Une Grande Fête inter-générationnelle
Jésus disait à ses disciples: « Restez en tenue de service, et gardez vos lampes allumées. Soyez comme des gens qui attendent leur maître à son retour des noces, pour lui ouvrir dès qu’il arrivera et frappera à la porte. Heureux les serviteurs que le maître, à son arrivée, trouvera en train de veiller.
« Amen, je vous le dis: il prendra la tenue de service, les fera passer à table et les servira chacun à son tour. S’il revient vers minuit, ou plus tard encore, et qu’il les trouve ainsi, heureux sont-ils!
Vous aussi, tenez-vous prêts: c’est à l’heure où vous n’y penserez pas que le Fils de l’homme viendra. »
Commentaire :
En ce 2 novembre, nous faisons mémoire de tous les fidèles défunts, cette foule immense incluant des gens de tous les âges, connus et inconnus, qui nous ont précédés dans la maison du Père. La veille, le 1er novembre, nous fêtons tous les saints, ces figures reconnues et admirées qui ont témoigné de l’Évangile. Mais aujourd’hui, nous fêtons tous les autres, ces fidèles anonymes qui ont transmis l’Évangile jusqu’à nous et qui en ont montré, au quotidien, la fécondité.
Nous nous rappelons de tant de visages, de tant de vivants. Plusieurs ont été proches de nous, par les liens de la famille, du travail ou de l’amitié, dans nos communautés de foi et nos réseaux d’espérance, dans la vaste complicité de la charité, qui brise toutes les frontières. La célébration de la mémoire des défunts, c’est une grande fête inter-générationnelle, inter-culturelle, inter-religieuse, et bien d’autres « inter » qui bâtissent des ponts plutôt que des murs, dans la communion de tous les vivants, dépassant les frontières temporelles.
Pour souligner ce rassemblement, l’Évangile qui nous est proposé peut sembler étonnant. Il nous présente des paraboles et des exhortations de Jésus qui tournent autour du service et de l’attente vigilante. Les images y abondent : la tenue de service (la ceinture autour des reins), les lampes allumées, le retour des noces, la porte à ouvrir, l’heure inconnue,…
Il contient aussi deux béatitudes touchant les serviteurs qui veillent, et même qui veillent tard! Heureux sont-ils : c’est un bonheur qui est promis à ces veilleurs, dont le désir est resté ouvert.
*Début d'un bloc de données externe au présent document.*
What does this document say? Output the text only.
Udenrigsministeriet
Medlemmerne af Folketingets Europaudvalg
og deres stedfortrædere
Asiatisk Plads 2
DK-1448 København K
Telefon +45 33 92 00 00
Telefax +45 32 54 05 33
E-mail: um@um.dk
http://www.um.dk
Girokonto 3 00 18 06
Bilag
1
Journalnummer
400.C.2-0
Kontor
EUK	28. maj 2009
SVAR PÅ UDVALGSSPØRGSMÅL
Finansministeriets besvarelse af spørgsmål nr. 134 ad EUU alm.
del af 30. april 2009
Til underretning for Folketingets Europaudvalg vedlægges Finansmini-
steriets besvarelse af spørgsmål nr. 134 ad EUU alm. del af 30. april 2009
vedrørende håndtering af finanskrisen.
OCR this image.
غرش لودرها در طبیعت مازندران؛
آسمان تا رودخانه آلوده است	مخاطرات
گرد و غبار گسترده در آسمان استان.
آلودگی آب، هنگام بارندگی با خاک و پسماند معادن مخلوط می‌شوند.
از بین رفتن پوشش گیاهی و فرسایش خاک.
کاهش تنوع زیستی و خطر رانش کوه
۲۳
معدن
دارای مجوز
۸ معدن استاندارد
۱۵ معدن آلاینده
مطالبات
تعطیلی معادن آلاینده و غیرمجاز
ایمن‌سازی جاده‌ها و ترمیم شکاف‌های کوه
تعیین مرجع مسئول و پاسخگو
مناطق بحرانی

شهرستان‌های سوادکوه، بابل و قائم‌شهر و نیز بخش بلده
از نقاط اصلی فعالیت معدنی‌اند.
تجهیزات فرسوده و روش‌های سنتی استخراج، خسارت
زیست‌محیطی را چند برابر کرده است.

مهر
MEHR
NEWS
Ces paroles de Jésus sont adressées à ses disciples, ces hommes et ces femmes qui se sont mis à sa suite. Les lecteurs de Luc, nouvelles générations de disciples venues à la foi après le départ de Jésus, s’interrogent maintenant sur la venue prochaine du Christ ressuscité, qui viendra les emporter dans son Royaume. Viendra-t-il? Quand? Cela se rapporte à la rencontre du Christ lors de la parousie, des derniers temps, mais aussi à sa rencontre plus proche lors de la mort individuelle.
L’évangile y répond en insistant sur les attitudes pour se préparer. Il s’agit avant tout de développer une attente attentive et active, un cœur disponible, un sens du service. Sans exaltation surexcitée, sans peur du lendemain, sans fuite dans l’immédiat des gains.
Au cœur de ces paroles et nous offrant une inspiration, se trouve le visage de Celui qui vient. Il est d’abord qualifié de Seigneur, de Maître revenant des noces, car il est le Vivant qui a épousé l’humanité. À la fin, il est appelé le Fils de l’homme, figure mystérieuse des derniers temps, mettant en relation l’humanité et le Dieu créateur. Mais il est présenté aussi comme le Serviteur, celui qui viendra servir ses serviteurs, comme il l’a fait durant sa vie donnée. Plus loin en Luc, à la dernière Cène, cette figure va revenir : « Je suis au milieu de vous à la place de celui qui sert à table (Lc 22,27).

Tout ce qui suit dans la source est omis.